“When you see injustice,” Rabbi Edward Zerin (of blessed memory) once told his granddaughter, Shuli Elisheva, “run into the streets and ‘shray khay-vekayam’ — scream from your bones — and don’t stop screaming until there is justice.”
As Shuli relayed this anecdote to me today, just a day after burying her grandfather, I couldn’t help but think about the powerful testament it is to the kind of person he was. In addition to being a Reform rabbi, therapist, poet, author of over 10 books, native Yiddish speaker, deep thinker and bringer of endless joy, he was also an unbelievably righteous person.
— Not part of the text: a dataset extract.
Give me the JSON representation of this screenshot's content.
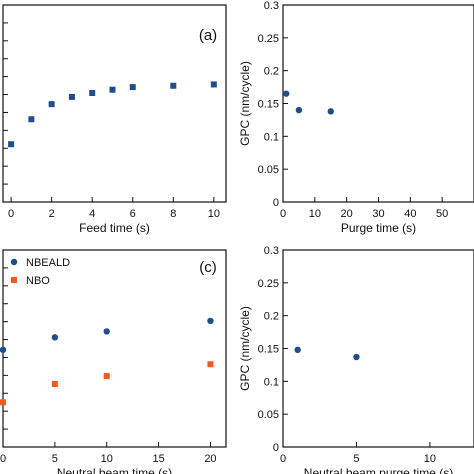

But this isn’t the only poignant and justice-filled tribute that Shuli, a professional Yiddish empowerment coach, has recently shared of her grandfather.
On April 2, Shuli tweeted a thread sharing the loving, empathetic and Jewish values-centered response her 102-year-old Grandpa Ed (as she calls him) had when she came out as transgender. (Yes, you read that correctly. A 102 year-old man was able to love and support a transgender person — what’s your excuse, transphobes?!!) The thread has since gone viral, garnering over 87K likes and nearly 19K retweets at time of publication.
My grandpa just died at 102. How did he react to me telling him I'm transgender?
— Shuli Elisheva (@ShuliElisheva) April 2, 2023
In the thread, Shuli shared that though she hoped Grandpa Ed would support her gender transition when she came out via email in 2020, she wasn’t sure what the then 99-year-old would say. “My grandpa was born in 1920. 1920!!!! Talk about a generational difference…” she tweeted.
And though his response ended up not being quite perfect — Grandpa Ed referred to her with the wrong female name — his response was still lovely. “Thank you very much for sharing with me the story of your journey Who You Are. For me, you are one of my grandchildren, and I send you my love as always,” he wrote.
Still, the thread goes on, Shuli felt anxious for her grandfather to see her presenting as a woman. (The last time they saw one another face-to-face, Shuli wore a beard.) Because of the pandemic, the meeting ended up happening at a Zoom party for Grandpa Ed’s 100th birthday. His response was, again, beautiful: “‘Who’s that beautiful young lady????’ my 100-year-old grandfather asked, with a grin, referring to me. ‘Is that my granddaughter Shuli???,'” Shuli wrote in another tweet.
In a bittersweet turn of events, however, Shuli was never able to meet her Grandpa Ed in person as her true self. (The pair did email frequently over the last few years, with Grandpa Ed rejoicing in reading Shuli’s articles about being an Orthodox Jewish trans woman in Unorthoboxed Magazine and seeing her post about her gender affirmation surgeries online.) Grandpa Ed passed away last week at 102 years of age and, due to the ongoing COVID-19 risk, it was never safe enough for Shuli to visit him.
Still, through her viral thread, Shuli has been able to find some comfort in her grandfather’s passing.
“Grandpa would be so proud to know that his legacy of compassion, justice, and open-mindedness is already spreading to millions of people, less than a week after his passing,” she explained to me, adding, “In fact, I read this thread at his funeral, as part of my eulogy, and my family agreed: Grandpa would be so proud.”
She also knows that her grandfather’s ability to love and support her was influenced by his Jewish faith. In addition to “fervently” believing in “tzedek, tzedek tirdof” (justice, justice you shall pursue) and “uvacharta bachayim” (choose life), “[Grandpa Ed] approached all controversies as a ‘machloket leshem shamayim’ (a disagreement for the sake of Heaven), as a constructive opportunity for deeper understanding and growth, rather than knee-jerk reactionism. And as someone who grew up victimized by antisemitism, he knew the importance of standing up for yourself and fighting for your rights as a misunderstood minority.”
Though Shuli’s experience coming out to her grandfather was overall a happy one, she knows that not all in the trans community will be accepted and loved by their families — regardless of generational difference. For them, her message, undoubtedly in the spirit of her beloved Grandpa Ed, is clear. “It’s hard, and it’s scary, and (not but) the winds of change are moving us forward,” she said. “While there is so much hatred in this world, there is also so much love. Try to have hope for a better future. And even in those darkest moments, when everyone around you denies who you are, always remember who you are, and be proud of who you are.”